(fil-fax 13/12/13)
Une nouvelle phase de concertation sur le projet de contournement routier Est de Rouen et la liaison A28 – A13 va être lancée en juin 2014 pour 6 semaines, a annoncé jeudi le préfet de région Haute-Normandie, Pierre-Henry Maccionni.
Si cette “concertation“ était attendue avec des signes d’impatience d’élus des communes concernées par le tracé, son organisation paraîtra tardive à certains d’entre-eux. Le calendrier est imposé par les deux séquences électorales qui vont se succéder : municipales en septembre, Européennes en mai. Les obligations de réserve observées par les services de l’Etat pendant les périodes préélectorales empêchent toute expression publique. La concertation se déroulera du début du mois de juin à la mi-juillet sous la direction d’une personnalité indépendante désignée par la Commission nationale du débat public (CNDP), Michel Gaillard, qui sera chargé d’organiser une série de réunions pour le grand public sur le secteur traversé, à Rouen et à Evreux. Ce sera une sorte de “débat public“ raccourci, la CNDP ayant estimé que celui qui s’est déroulé en 2005 était suffisant.
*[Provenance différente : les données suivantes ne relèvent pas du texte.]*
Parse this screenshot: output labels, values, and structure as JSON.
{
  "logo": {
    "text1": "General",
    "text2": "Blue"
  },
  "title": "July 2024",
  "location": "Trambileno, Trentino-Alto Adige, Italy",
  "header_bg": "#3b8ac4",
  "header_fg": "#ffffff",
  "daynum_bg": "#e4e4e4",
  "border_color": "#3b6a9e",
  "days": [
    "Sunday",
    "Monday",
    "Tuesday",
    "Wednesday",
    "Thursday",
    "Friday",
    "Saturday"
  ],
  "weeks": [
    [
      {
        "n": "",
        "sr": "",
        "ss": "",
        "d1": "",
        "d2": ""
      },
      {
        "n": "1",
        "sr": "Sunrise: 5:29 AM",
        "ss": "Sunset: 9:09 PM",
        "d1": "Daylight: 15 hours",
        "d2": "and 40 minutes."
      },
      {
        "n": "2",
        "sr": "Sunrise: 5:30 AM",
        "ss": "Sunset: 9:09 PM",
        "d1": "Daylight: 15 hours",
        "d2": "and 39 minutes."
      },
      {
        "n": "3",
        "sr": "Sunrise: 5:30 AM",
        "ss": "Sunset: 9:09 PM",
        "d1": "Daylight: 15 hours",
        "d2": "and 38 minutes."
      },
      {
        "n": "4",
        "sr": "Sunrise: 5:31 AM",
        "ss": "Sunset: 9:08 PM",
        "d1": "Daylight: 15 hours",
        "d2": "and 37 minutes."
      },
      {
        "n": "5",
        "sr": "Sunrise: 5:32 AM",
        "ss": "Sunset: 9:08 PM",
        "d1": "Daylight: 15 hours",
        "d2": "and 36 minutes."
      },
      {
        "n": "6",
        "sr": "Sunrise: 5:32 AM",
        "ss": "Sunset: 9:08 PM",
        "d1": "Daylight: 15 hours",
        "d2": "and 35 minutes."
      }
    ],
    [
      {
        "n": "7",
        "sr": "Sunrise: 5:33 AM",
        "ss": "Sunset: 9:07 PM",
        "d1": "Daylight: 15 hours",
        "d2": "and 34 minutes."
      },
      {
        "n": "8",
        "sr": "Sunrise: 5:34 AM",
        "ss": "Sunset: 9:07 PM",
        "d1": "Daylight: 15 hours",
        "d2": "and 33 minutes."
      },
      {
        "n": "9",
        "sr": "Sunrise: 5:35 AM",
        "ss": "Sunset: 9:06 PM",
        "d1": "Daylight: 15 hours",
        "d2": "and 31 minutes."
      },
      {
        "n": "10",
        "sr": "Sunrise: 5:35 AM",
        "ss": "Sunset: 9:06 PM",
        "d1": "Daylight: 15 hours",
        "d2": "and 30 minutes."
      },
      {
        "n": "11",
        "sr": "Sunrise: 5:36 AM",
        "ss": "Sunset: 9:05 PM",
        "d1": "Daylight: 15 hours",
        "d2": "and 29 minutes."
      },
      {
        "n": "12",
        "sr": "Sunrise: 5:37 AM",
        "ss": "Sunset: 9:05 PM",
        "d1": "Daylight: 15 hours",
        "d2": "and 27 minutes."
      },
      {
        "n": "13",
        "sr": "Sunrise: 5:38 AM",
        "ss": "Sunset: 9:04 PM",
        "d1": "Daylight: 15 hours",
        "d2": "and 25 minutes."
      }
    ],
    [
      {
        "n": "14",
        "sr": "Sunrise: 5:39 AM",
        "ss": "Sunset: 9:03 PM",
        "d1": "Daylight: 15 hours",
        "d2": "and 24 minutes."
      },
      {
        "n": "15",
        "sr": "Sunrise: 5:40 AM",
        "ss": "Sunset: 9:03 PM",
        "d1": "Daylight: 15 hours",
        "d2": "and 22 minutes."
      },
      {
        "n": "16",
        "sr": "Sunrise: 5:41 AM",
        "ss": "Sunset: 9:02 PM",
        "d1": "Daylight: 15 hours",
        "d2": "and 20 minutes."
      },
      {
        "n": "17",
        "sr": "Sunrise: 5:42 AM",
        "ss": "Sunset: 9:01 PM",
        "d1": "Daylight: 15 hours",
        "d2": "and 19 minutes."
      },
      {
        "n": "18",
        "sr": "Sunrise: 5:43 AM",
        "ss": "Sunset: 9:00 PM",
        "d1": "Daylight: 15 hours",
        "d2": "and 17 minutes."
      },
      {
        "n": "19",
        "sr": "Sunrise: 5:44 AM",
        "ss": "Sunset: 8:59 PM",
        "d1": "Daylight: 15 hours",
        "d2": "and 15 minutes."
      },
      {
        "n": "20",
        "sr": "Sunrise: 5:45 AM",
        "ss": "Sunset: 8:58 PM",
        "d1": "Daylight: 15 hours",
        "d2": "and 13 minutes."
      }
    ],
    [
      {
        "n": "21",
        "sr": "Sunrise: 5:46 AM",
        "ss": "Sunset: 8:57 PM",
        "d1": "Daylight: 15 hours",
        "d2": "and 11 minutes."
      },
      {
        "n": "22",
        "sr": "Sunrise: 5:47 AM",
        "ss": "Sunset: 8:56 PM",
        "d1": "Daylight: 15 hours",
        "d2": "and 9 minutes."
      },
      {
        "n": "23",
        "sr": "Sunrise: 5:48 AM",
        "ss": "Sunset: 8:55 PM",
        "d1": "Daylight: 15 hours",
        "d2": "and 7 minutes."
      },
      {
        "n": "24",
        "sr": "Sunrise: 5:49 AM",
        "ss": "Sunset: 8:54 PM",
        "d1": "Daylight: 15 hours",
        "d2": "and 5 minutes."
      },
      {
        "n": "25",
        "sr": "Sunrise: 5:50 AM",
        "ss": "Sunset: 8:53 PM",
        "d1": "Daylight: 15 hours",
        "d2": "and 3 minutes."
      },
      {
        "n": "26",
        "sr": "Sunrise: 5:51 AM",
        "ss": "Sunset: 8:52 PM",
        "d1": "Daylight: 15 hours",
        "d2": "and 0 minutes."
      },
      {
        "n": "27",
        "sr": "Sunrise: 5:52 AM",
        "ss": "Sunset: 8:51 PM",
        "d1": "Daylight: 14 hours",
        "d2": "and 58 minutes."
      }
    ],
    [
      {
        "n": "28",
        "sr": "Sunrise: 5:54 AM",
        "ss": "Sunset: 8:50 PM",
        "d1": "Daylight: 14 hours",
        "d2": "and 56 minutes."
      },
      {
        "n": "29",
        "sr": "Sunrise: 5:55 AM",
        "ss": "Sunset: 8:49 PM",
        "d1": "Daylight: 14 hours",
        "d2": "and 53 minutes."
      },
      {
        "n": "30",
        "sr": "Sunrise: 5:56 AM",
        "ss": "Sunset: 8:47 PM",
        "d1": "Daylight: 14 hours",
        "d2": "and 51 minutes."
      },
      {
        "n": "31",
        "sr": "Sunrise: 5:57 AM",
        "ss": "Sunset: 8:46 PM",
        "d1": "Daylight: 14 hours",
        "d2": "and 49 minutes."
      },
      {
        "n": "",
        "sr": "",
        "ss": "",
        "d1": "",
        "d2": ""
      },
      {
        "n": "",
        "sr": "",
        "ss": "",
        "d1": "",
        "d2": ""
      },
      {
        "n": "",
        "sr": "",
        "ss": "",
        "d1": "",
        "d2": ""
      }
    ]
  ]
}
Depuis, malgré la décision favorable du gouvernement annoncé en personne par le ministre de l’Equipement de l’époque, Dominique Perben, rien n’a vraiment avancé, le projet butant sur un tracé qui amputait une zone Natura 2000, les coteaux de Saint-Adrien où prospère une espèce endémique, la Violette de Rouen.
Le dossier s’est débloqué en deux temps : la définition d’un tracé qui évite la zone Natura 2000 et la décision en juillet 2013 du gouvernement d’inscrire la liaison A28 – A13 parmi les priorités du SNIT (Schéma national des infrastructures de transport) comme le recommandait la commission Mobilité 21, présidée par le maire PS de Caen, Philippe Duron.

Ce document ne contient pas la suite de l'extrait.